Shift Work Could Have Negative Effects on Cognitive Function, According to Study
Routinely working outside of a normal, daytime shift may cause cognitive and memory impairment, according to a new study.
The new research builds on a bank of analysis that’s beginning to reveal the ways in which shift work, particularly rotating and night shift work, impacts the brain and body over time.
“It’s important to know this is a multifactorial issue. There’s not just one system that is being impacted,” said Durdana Khan, PhD, a doctoral scholar at York University in Canada, who led the new research. “Stress, sleep deprivation, and melatonin disruption all work on the brain.”
It’s estimated that around one-quarter of adults in the United States, or nearly 40 million people, are or have been shift workers—either working nights or rotating between night and day shifts.
Previous studies have linked long-term shift work to a slew of health problems including coronary artery disease and atypical heart rhythms, obesity, cancer, type 2 diabetes, and even a later onset of menopause.
To better understand how an abnormal work schedule impacts the brain, Khan and her team analyzed data from the Canadian Longitudinal Study on Aging, including nearly 48,000 middle-aged and older adults ages 45 to 85 years old.
They evaluated whether each person had ever worked shift work; if so, whether they worked shifts during their longest job, and whether they were currently working shift work.
They found that about one-fifth of people in the study had worked shift work at some point. People who worked the night shift, either at their current job or the job they held for the longest amount of time, were more likely to have overall cognitive impairment.
Compared to people who consistently work during the day, working the night shift during a person’s longest job was associated with memory impairment.
Those who worked rotating shift work—sometimes working day shifts and sometimes working nights—were more likely to have impaired executive function, a mental process that allows people to plan, focus attention, remember, and multitask.
According to Beth Malow, MD, a professor of neurology at Vanderbilt University and Director of the Vanderbilt Sleep Division, the primary way shift work impacts the brain is by disrupting sleep patterns by requiring people to be awake and working some nights, and asleep others.
This misalignment to the body’s biological rhythms causes the brain to release different chemicals, including stress hormones, which can affect memory over time.
Humans have a 24-hour biological clock that regulates a number of physiological processes including sleep patterns, eating and digesting, blood pressure, body temperature, and how hormones are regulated.
“It’s less about the duration of the shift and more about the circadian misalignment,” Malow told Health.
According to Malow, people need to get a good night’s sleep to think clearly and to allow the brain to reset and get rid of toxic proteins that can build up in the organ and affect memory.
“However, the impact of shift work goes beyond sleep to cause circadian misalignment,” she said.
According to Khan: “Shift workers are working when our bodies need rest. In scientific language, it’s called desynchronization of our body, there is an imbalance, and a lot of things are happening when there is imbalance in our body.”
The brain responds to darkness—the sun going down—by preparing the body for sleep. This includes releasing melatonin, a hormone that promotes sleep.
When people work at night, they’re often exposed to light when their bodies would otherwise be winding down for bed. This disrupts the natural circadian rhythms.

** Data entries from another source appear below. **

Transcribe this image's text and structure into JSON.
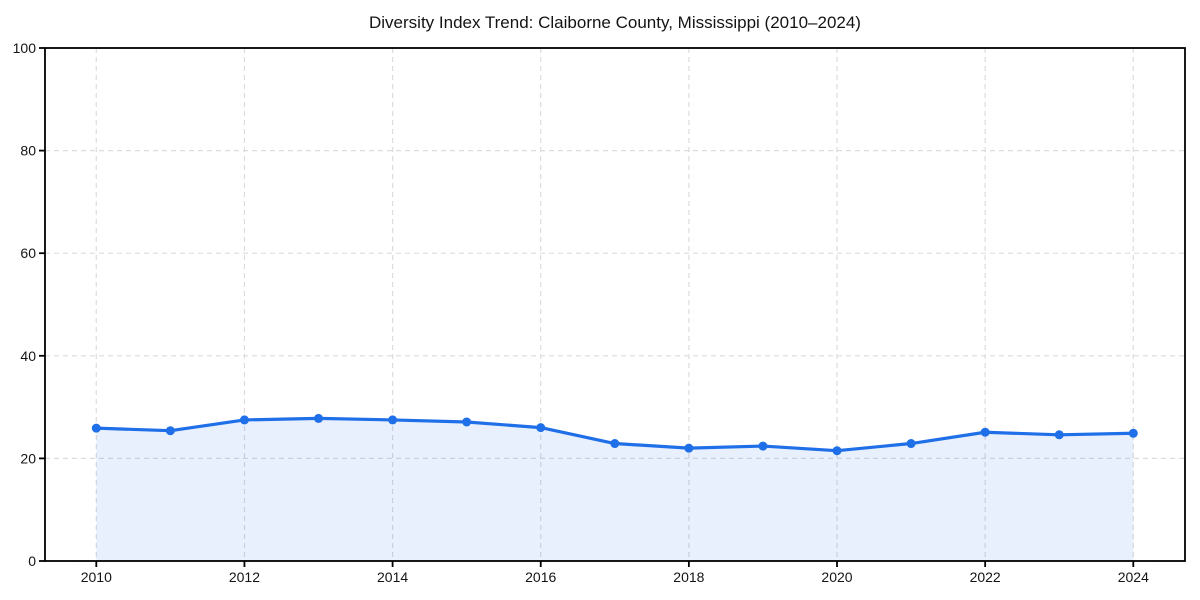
{
  "chart_data": {
    "type": "area",
    "title": "Diversity Index Trend: Claiborne County, Mississippi (2010–2024)",
    "x": [
      2010,
      2011,
      2012,
      2013,
      2014,
      2015,
      2016,
      2017,
      2018,
      2019,
      2020,
      2021,
      2022,
      2023,
      2024
    ],
    "values": [
      25.9,
      25.4,
      27.5,
      27.8,
      27.5,
      27.1,
      26.0,
      22.9,
      22.0,
      22.4,
      21.5,
      22.9,
      25.1,
      24.6,
      24.9
    ],
    "xlabel": "",
    "ylabel": "",
    "ylim": [
      0,
      100
    ],
    "yticks": [
      0,
      20,
      40,
      60,
      80,
      100
    ],
    "xticks": [
      2010,
      2012,
      2014,
      2016,
      2018,
      2020,
      2022,
      2024
    ],
    "grid": true,
    "grid_style": "dashed",
    "legend": false,
    "marker": "circle",
    "colors": {
      "line": "#1f6fe8",
      "fill": "#1f6fe8",
      "fill_opacity": 0.1,
      "grid": "#dcdcdc",
      "axis": "#000000",
      "text": "#141414",
      "background": "#ffffff"
    }
  }
}
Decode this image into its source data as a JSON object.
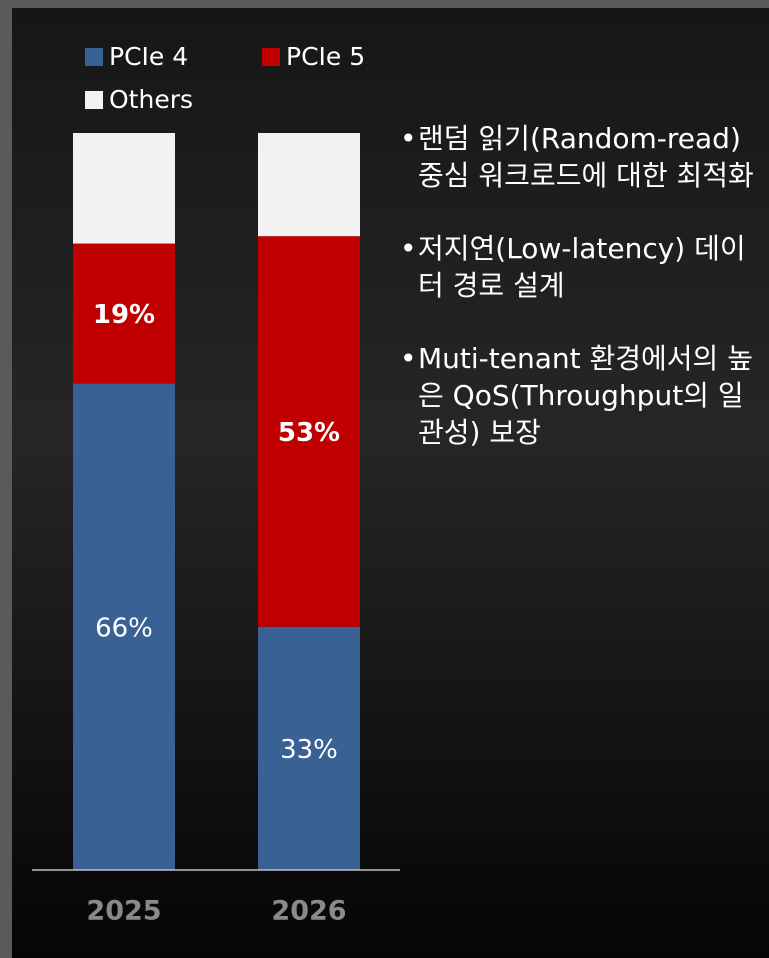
{
  "chart_data": {
    "type": "stacked_bar",
    "categories": [
      "2025",
      "2026"
    ],
    "series": [
      {
        "name": "PCIe 4",
        "color": "#3a6193",
        "values": [
          66,
          33
        ],
        "value_labels": [
          "66%",
          "33%"
        ]
      },
      {
        "name": "PCIe 5",
        "color": "#c00000",
        "values": [
          19,
          53
        ],
        "value_labels": [
          "19%",
          "53%"
        ]
      },
      {
        "name": "Others",
        "color": "#f2f2f2",
        "values": [
          15,
          14
        ],
        "value_labels": [
          null,
          null
        ]
      }
    ],
    "annotations": [
      "랜덤 읽기(Random-read) 중심 워크로드에 대한 최적화",
      "저지연(Low-latency) 데이터 경로 설계",
      "Muti-tenant 환경에서의 높은 QoS(Throughput의 일관성) 보장"
    ]
  }
}
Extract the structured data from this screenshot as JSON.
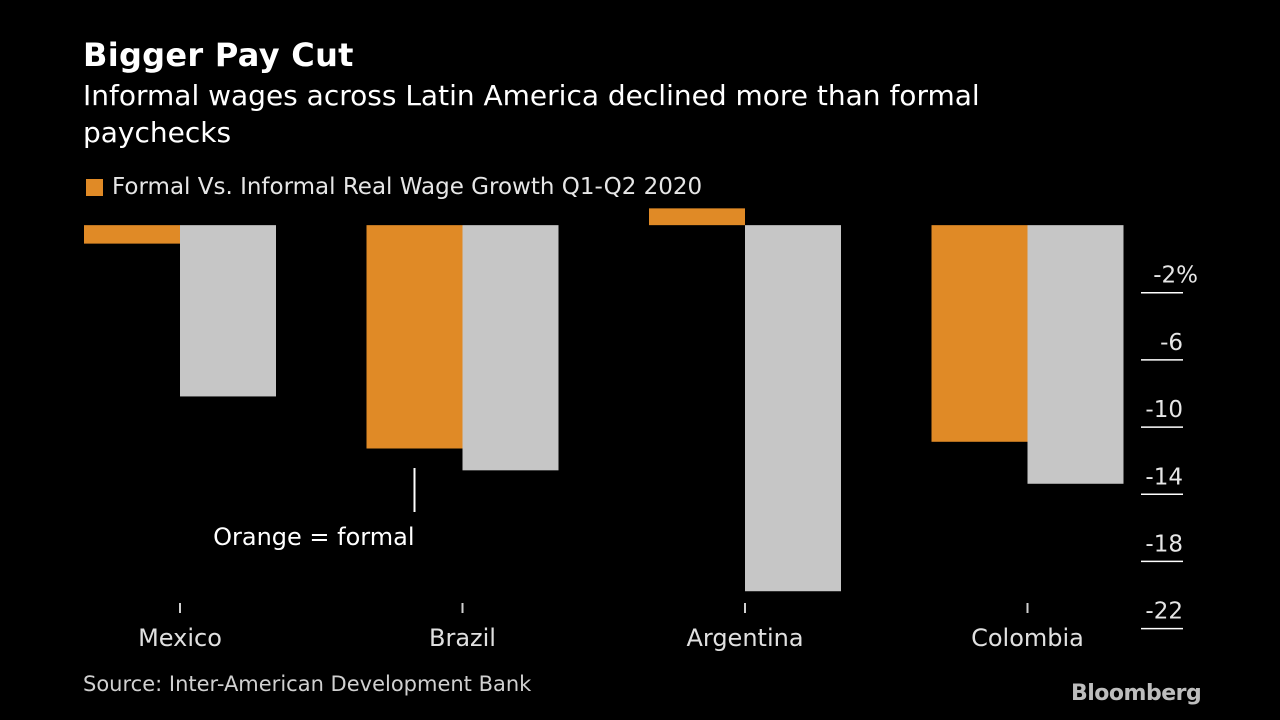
{
  "title": "Bigger Pay Cut",
  "subtitle": "Informal wages across Latin America declined more than formal paychecks",
  "source": "Source: Inter-American Development Bank",
  "logo": "Bloomberg",
  "annotation": "Orange = formal",
  "colors": {
    "formal": "#e08a26",
    "informal": "#c6c6c6",
    "background": "#000000"
  },
  "chart_data": {
    "type": "bar",
    "title": "Bigger Pay Cut",
    "subtitle": "Informal wages across Latin America declined more than formal paychecks",
    "categories": [
      "Mexico",
      "Brazil",
      "Argentina",
      "Colombia"
    ],
    "series": [
      {
        "name": "Formal Vs. Informal Real Wage Growth Q1-Q2 2020",
        "color": "#e08a26",
        "values": [
          -1.1,
          -13.3,
          1.0,
          -12.9
        ]
      },
      {
        "color": "#c6c6c6",
        "values": [
          -10.2,
          -14.6,
          -21.8,
          -15.4
        ]
      }
    ],
    "yticks": [
      -2,
      -6,
      -10,
      -14,
      -18,
      -22
    ],
    "ytick_labels": [
      "-2%",
      "-6",
      "-10",
      "-14",
      "-18",
      "-22"
    ],
    "ylim": [
      -22.5,
      1.2
    ],
    "axis_side": "right",
    "grid": false,
    "legend": "top-left"
  }
}
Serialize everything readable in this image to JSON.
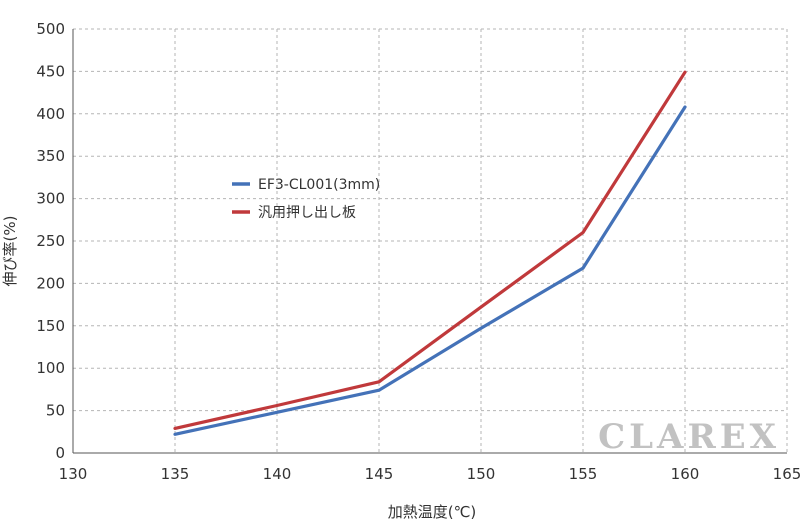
{
  "chart_data": {
    "type": "line",
    "xlabel": "加熱温度(℃)",
    "ylabel": "伸び率(%)",
    "xlim": [
      130,
      165
    ],
    "ylim": [
      0,
      500
    ],
    "x_ticks": [
      130,
      135,
      140,
      145,
      150,
      155,
      160,
      165
    ],
    "y_ticks": [
      0,
      50,
      100,
      150,
      200,
      250,
      300,
      350,
      400,
      450,
      500
    ],
    "grid": true,
    "legend_position": "center-left",
    "series": [
      {
        "name": "EF3-CL001(3mm)",
        "color": "#4472b8",
        "x": [
          135,
          140,
          145,
          150,
          155,
          160
        ],
        "y": [
          22,
          48,
          74,
          147,
          218,
          408
        ]
      },
      {
        "name": "汎用押し出し板",
        "color": "#c0393b",
        "x": [
          135,
          140,
          145,
          150,
          155,
          160
        ],
        "y": [
          29,
          56,
          84,
          172,
          260,
          449
        ]
      }
    ]
  },
  "watermark": "CLAREX"
}
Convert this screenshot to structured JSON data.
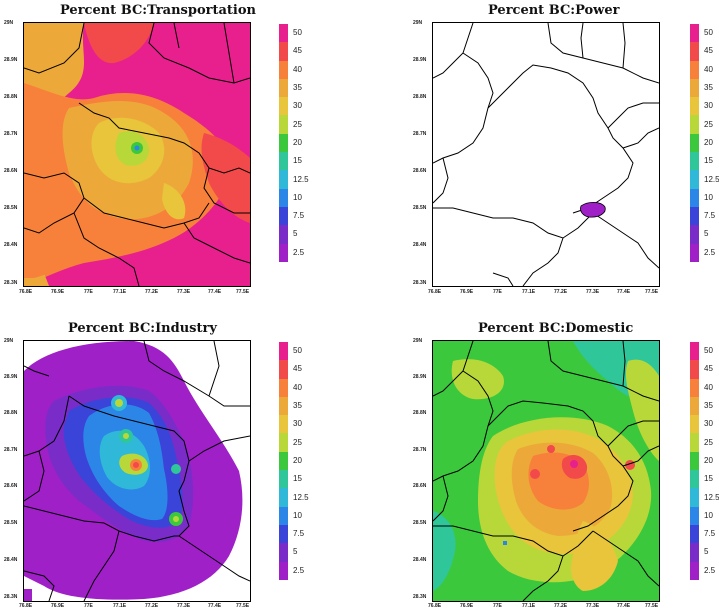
{
  "panels": [
    {
      "id": "transportation",
      "title": "Percent BC:Transportation",
      "yticks": [
        "29N",
        "28.9N",
        "28.8N",
        "28.7N",
        "28.6N",
        "28.5N",
        "28.4N",
        "28.3N"
      ],
      "xticks": [
        "76.8E",
        "76.9E",
        "77E",
        "77.1E",
        "77.2E",
        "77.3E",
        "77.4E",
        "77.5E"
      ]
    },
    {
      "id": "power",
      "title": "Percent BC:Power",
      "yticks": [
        "29N",
        "28.9N",
        "28.8N",
        "28.7N",
        "28.6N",
        "28.5N",
        "28.4N",
        "28.3N"
      ],
      "xticks": [
        "76.8E",
        "76.9E",
        "77E",
        "77.1E",
        "77.2E",
        "77.3E",
        "77.4E",
        "77.5E"
      ]
    },
    {
      "id": "industry",
      "title": "Percent BC:Industry",
      "yticks": [
        "29N",
        "28.9N",
        "28.8N",
        "28.7N",
        "28.6N",
        "28.5N",
        "28.4N",
        "28.3N"
      ],
      "xticks": [
        "76.8E",
        "76.9E",
        "77E",
        "77.1E",
        "77.2E",
        "77.3E",
        "77.4E",
        "77.5E"
      ]
    },
    {
      "id": "domestic",
      "title": "Percent BC:Domestic",
      "yticks": [
        "29N",
        "28.9N",
        "28.8N",
        "28.7N",
        "28.6N",
        "28.5N",
        "28.4N",
        "28.3N"
      ],
      "xticks": [
        "76.8E",
        "76.9E",
        "77E",
        "77.1E",
        "77.2E",
        "77.3E",
        "77.4E",
        "77.5E"
      ]
    }
  ],
  "colorbar": {
    "labels": [
      "50",
      "45",
      "40",
      "35",
      "30",
      "25",
      "20",
      "15",
      "12.5",
      "10",
      "7.5",
      "5",
      "2.5"
    ],
    "colors": [
      "#e8208e",
      "#f24a4a",
      "#f7813a",
      "#eca93a",
      "#e8c53a",
      "#b8d83a",
      "#3cc83c",
      "#2fc69a",
      "#2fb8d8",
      "#2c86e8",
      "#3a44d8",
      "#7a2cc8",
      "#a020c8"
    ]
  }
}
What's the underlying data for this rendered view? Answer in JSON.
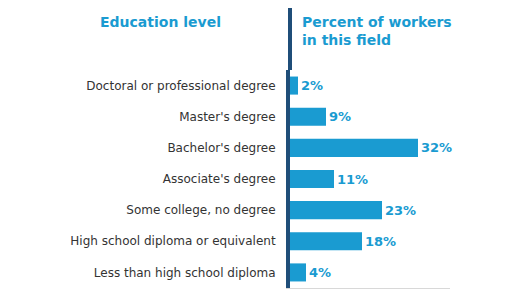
{
  "chart_data": {
    "type": "bar",
    "orientation": "horizontal",
    "ylabel": "Education level",
    "xlabel": "Percent of workers\nin this field",
    "categories": [
      "Doctoral or professional degree",
      "Master's degree",
      "Bachelor's degree",
      "Associate's degree",
      "Some college, no degree",
      "High school diploma or equivalent",
      "Less than high school diploma"
    ],
    "values": [
      2,
      9,
      32,
      11,
      23,
      18,
      4
    ],
    "value_labels": [
      "2%",
      "9%",
      "32%",
      "11%",
      "23%",
      "18%",
      "4%"
    ],
    "color": "#1a9bd1",
    "xlim": [
      0,
      40
    ],
    "xticks": [],
    "grid": false,
    "data_labels": true,
    "tick_labels": "y"
  }
}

After repeated exposures, these disruptions are harmful to the body and have a direct effect on brain cells, leading to neurodegeneration, said Khan.
When the natural sleep schedule is disrupted, it also causes the brain to release inflammatory proteins at abnormal levels. While the body naturally produces some amount of these inflammatory proteins, sleep disruption can prompt the brain to produce too many, “Which has neurotoxic effects on brain cells, which can impair brain function,” Khan said.
Cortisol is another way in which disrupted sleep patterns during shift work can have toxic effects on the brain.
Lack of sleep naturally causes an influx in cortisol, the body’s stress hormone. If someone’s job is stressful on top of being shift work, for example, nursing, this can compound the negative impact cortisol has on the brain.
Although people who work at night do appear to have more cognitive impairment than people who work during the day, Khan explained that having an irregular schedule that shifts between working during the day and working at night likely has the most profound impact on cognitive function.
“This rotating shift work is more disruptive to your body because you’re not giving your body a chance to adjust,” she said. “If you are doing regular night shifts, your body can adjust.”
For many, shift work is an unavoidable part of their job. Malow emphasizes the importance of getting as much sleep as possible, even when a person’s schedule requires them to do so sporadically or during the day.
If at all possible, she said it’s important to stick to a sleep schedule, that is, sleeping around the same time every day. This may be more doable for people who only work night shifts, rather than rotating shift workers.
All shift workers should also focus on other pillars of health—eating a healthy diet and getting enough physical activity—to help mitigate some of the cognitive and physiological impacts of having an erratic sleep schedule.
“Not everyone can sleep during the day,” Khan said. “But after your shift work, there should be a resting period where you can relax.”